Cable's Convergence Calamity?
In late July, Comcast and Charter reported their Q2 FY22 financial results.
As I first wrote in September 2021 (“Is The Party Over?”), a big question looms over the cable industry: after years of very strong results, with these companies consistently reporting broadband net subscriber growth in excess of one million customers annually, have we entered a new era?
The most recent results, which continue to be negatively impacted due to the COVID pull forward, have caused those concerns to grow louder; as shown below, Comcast and Charter collectively added ~1.4 million net broadband customers over the past year (TTM) – roughly half of the ~2.8 million delivered in late 2019 (before COVID started impacting the numbers). In addition, their sequential Q2 FY22 results actually showed a slight decline in their customer base, with Comcast flat QoQ and Charter down 21,000 subs.
On their quarterly calls, management pointed to the continued impact of limited mover churn / new household format (fewer “jump balls” to win). But increasingly, cable companies are also pointing to another factor impacting their growth: competition. (Comcast Cable CEO Dave Watson: “We have local competition. We have large national scaled competition. And most certainly, fixed wireless (FWA) is the newest [competitor]. You go through a launch phase that typically adds pressure, and we’re seeing that on the front end.”) The clearest example of disruption is coming from T-Mobile: in the first six months of 2022, the company added ~900,000 (net) Home Internet / FWA customers, bringing its customer base to ~1.54 million.
(Here’s how T-Mobile describes their “Internet Freedom” initiative, which is clearly focused on competing with Charter, Comcast, and other legacy cable companies: “T-Mobile launched a customer-first disruption to broadband for consumers and businesses and expanded Business Internet nationwide, making it easy for broadband customers to break up with Big Internet, lock in their price with massive savings, and finally feel appreciated”.)

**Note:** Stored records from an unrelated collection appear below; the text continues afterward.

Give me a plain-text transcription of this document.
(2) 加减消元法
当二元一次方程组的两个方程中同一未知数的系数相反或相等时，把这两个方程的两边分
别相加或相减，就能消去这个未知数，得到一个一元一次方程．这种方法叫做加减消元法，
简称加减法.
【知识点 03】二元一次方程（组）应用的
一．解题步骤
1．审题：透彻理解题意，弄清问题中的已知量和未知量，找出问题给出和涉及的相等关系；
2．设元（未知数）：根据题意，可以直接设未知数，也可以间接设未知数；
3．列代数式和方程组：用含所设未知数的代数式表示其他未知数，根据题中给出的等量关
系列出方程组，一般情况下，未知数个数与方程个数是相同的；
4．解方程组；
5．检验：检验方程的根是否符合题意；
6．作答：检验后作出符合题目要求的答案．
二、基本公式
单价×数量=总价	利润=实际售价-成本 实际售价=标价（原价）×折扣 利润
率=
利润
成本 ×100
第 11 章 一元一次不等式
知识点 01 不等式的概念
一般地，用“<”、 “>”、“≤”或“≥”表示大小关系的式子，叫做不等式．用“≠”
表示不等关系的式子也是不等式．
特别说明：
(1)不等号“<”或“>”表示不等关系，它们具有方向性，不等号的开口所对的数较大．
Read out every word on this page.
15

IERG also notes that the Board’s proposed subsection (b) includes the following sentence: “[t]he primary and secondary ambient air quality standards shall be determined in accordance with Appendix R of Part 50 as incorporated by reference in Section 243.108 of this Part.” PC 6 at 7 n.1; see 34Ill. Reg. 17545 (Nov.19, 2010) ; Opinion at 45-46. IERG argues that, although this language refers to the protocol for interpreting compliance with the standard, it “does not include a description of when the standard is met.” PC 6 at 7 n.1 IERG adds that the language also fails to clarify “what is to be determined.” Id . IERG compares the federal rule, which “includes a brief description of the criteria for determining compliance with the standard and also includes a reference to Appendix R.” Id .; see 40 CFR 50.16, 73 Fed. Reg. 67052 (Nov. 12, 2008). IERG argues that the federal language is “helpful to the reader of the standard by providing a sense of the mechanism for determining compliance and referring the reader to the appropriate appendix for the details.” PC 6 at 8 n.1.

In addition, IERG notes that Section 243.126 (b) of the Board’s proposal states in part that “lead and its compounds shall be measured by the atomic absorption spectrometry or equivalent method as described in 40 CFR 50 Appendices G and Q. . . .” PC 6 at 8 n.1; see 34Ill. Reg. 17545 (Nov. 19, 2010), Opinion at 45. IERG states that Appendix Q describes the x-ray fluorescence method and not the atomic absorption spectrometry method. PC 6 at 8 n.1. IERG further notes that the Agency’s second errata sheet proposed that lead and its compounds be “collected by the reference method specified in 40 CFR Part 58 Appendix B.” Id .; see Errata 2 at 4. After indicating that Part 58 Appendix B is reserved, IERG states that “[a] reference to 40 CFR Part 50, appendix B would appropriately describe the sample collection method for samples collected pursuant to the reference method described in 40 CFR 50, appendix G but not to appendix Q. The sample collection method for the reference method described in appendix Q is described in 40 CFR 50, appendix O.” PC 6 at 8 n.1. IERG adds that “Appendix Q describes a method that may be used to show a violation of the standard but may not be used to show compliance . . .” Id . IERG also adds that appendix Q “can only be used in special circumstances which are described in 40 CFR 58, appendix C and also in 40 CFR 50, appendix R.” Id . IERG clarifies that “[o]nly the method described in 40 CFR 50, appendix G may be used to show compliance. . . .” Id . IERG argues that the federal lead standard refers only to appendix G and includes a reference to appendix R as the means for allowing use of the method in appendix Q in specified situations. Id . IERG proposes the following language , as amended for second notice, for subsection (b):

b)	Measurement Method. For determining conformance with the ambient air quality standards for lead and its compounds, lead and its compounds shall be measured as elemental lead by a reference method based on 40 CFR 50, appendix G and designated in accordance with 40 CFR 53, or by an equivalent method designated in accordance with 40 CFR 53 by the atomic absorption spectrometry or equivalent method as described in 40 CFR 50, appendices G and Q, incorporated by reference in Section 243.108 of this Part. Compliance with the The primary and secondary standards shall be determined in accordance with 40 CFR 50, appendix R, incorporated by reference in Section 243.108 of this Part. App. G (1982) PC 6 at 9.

While T-Mobile is exhibiting the most success, we shouldn’t overlook the aggressiveness of others in the industry. Verizon, for example, recently announced a 5G Home Internet offer for just $25 per month, albeit with restrictions (you must be a premium 5G Unlimited mobile plan customer). And while Verizon and AT&T haven’t reported sustained progress on their wireline efforts - their fiber gains have largely offset the loss of customers with inferior Internet products like DSL - the competitive environment is heating up.
Here’s the reality of the situation: while the industry leaders in Cable have been encroaching on the turf of AT&T, Verizon, and T-Mobile with their wireless offerings, those competitive dynamics cut both ways; if Cable undercuts Wireless with a low priced mobile offering and Wireless undercuts Cable with a low priced Home Internet offering, will the convergence of the connectivity industries end up being a fight to the bottom?